Forum Moderators: phranque

Message Too Old, No Replies

Apache Server Headers, IP, What Else?

apache, rewrite rules, and search engine spiders

         

rover

11:55 pm on Jan 5, 2004 (gmt 0)

10+ Year Member



Hi-

We have one domain -- domainA.com -- on our dedicated server that we have set to NOT be indexed by the search engines through robots.txt. This domainA.com includes our main data which is used/rewritten by other domains--domainB.com, domainC.com, etc. -- that we have on the same server.

The other domains which are indexed by the search engines use rewrite rules so that while they are getting the data to create the HTML page by running dynamic URLs from domainA.com, the user only sees the domain that they are on (e.g. domainB.com or domainC.com), and they are never redirected to DomainA.com, and are never even aware of DomainA.com.

I checked and when going to a specific page on DomainB.com or DomainC.com, it will return the correct data, and the Server Headers give back:

HTTP:/1.1 200 OK

Does anyone know if there is any other site/page information (other than the Server Headers and IP address) that Google or other search engines get from a web page when they spider?
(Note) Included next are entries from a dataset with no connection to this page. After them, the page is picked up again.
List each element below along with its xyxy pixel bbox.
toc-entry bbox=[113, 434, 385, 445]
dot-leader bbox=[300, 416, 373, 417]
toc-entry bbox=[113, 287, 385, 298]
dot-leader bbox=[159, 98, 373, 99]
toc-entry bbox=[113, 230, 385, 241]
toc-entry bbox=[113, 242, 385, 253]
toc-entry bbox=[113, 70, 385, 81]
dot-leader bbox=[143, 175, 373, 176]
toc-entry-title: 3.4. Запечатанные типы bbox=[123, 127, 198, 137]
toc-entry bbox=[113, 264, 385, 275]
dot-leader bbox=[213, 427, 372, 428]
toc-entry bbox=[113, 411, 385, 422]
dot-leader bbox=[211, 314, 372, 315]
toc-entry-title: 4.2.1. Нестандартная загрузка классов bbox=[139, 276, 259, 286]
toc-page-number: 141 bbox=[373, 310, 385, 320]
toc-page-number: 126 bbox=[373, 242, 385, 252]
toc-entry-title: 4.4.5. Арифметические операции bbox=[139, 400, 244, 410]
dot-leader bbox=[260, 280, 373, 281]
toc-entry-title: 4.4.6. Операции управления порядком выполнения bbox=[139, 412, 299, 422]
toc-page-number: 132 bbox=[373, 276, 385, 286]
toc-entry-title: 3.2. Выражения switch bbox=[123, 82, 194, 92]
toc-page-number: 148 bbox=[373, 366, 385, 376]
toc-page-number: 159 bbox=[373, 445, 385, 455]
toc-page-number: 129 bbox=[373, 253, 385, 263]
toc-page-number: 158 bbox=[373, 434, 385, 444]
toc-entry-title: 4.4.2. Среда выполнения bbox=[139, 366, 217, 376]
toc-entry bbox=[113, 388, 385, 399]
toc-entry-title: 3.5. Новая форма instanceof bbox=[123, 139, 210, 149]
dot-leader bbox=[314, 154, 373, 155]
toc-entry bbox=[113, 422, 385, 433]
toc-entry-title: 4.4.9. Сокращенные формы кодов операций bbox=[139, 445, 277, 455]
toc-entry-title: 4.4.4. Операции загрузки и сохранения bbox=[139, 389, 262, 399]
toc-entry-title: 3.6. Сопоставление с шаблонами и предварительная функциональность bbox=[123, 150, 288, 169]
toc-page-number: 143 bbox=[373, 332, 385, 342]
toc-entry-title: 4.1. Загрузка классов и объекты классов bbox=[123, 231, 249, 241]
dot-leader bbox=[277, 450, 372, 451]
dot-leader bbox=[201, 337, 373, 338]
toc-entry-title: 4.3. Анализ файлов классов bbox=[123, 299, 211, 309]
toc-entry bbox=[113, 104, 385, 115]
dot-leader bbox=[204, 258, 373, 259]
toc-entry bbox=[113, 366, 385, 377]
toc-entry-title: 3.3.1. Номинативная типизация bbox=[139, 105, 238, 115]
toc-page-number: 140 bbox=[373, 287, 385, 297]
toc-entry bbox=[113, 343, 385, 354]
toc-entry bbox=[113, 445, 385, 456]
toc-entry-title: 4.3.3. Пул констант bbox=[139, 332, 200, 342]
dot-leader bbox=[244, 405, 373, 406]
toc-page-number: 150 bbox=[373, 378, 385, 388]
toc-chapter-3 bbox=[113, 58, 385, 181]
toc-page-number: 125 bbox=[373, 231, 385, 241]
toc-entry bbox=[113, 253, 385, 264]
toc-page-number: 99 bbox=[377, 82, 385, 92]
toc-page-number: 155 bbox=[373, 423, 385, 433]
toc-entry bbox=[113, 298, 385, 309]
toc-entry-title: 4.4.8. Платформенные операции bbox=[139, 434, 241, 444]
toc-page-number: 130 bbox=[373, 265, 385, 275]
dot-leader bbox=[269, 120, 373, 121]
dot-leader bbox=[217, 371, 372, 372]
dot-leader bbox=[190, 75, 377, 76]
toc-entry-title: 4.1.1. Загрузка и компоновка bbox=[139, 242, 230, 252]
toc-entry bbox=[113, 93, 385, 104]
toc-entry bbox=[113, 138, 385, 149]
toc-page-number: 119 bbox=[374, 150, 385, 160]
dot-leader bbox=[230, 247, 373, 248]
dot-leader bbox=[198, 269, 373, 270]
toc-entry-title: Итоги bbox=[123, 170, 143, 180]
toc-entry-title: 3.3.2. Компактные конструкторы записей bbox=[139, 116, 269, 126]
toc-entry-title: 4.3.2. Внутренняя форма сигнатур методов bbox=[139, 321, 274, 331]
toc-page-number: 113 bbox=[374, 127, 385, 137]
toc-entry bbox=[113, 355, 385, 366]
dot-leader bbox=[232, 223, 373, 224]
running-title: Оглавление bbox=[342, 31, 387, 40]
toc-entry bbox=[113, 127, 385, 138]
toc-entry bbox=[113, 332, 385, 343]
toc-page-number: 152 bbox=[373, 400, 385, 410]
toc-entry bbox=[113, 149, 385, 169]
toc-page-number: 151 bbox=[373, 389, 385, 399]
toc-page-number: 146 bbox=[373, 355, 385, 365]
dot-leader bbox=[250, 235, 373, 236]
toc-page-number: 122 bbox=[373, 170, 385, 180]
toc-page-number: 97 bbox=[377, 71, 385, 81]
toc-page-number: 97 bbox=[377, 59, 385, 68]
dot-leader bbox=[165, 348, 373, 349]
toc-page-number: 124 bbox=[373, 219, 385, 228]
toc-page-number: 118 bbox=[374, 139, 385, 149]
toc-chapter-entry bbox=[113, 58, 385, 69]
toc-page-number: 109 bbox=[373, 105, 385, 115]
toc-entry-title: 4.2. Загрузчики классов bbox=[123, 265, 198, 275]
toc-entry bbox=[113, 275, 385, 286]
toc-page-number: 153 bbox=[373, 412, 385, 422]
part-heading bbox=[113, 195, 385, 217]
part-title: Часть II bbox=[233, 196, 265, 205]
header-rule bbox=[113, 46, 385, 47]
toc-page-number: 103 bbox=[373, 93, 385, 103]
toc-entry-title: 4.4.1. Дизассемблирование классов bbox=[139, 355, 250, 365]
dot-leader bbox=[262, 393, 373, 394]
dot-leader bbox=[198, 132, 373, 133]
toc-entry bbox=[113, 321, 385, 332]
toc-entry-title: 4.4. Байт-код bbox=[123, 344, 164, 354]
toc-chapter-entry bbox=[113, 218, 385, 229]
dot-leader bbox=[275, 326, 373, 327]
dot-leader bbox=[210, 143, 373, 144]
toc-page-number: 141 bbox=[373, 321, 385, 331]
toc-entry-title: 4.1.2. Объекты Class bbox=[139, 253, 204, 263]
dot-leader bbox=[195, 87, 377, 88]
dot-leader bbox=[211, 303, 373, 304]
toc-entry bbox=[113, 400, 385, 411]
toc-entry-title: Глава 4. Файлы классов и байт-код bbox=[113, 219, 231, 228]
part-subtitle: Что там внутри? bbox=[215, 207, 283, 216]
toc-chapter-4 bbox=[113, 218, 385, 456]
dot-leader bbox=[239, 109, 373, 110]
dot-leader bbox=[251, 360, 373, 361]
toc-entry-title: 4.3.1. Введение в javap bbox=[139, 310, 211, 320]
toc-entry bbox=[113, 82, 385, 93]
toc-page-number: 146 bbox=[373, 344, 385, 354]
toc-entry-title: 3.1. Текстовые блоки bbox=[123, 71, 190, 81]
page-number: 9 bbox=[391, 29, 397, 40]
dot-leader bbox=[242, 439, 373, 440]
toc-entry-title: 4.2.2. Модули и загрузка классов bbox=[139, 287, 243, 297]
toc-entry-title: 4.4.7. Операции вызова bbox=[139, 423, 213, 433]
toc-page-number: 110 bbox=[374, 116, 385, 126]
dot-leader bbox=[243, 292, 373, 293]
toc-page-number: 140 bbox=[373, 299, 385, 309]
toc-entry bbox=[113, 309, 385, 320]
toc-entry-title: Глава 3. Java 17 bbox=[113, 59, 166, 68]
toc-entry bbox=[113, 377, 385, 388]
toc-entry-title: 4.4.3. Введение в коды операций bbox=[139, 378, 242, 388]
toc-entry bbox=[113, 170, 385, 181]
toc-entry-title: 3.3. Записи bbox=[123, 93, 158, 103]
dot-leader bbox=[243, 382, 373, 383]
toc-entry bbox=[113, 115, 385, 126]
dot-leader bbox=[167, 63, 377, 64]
We don't include any duplicate content on the different domains, I just want to make sure that there isn't something that I'm overlooking that would make us appear to be spamming from a search engine's perspective.

--Jack

jdMorgan

3:52 am on Jan 7, 2004 (gmt 0)

WebmasterWorld Senior Member 10+ Year Member



Jack,

Welcome to WebmasterWorld [webmasterworld.com]!

It looks like you've stumped the panel...

Generally (unless you redirect or block them), robots have access to anything a human would have access to: Your server headers, your page content, your robots.txt, your DNS information, and the same information from the other sites/pages which link to you. From your description of what you've done, it sounds like everything is in order.

Jim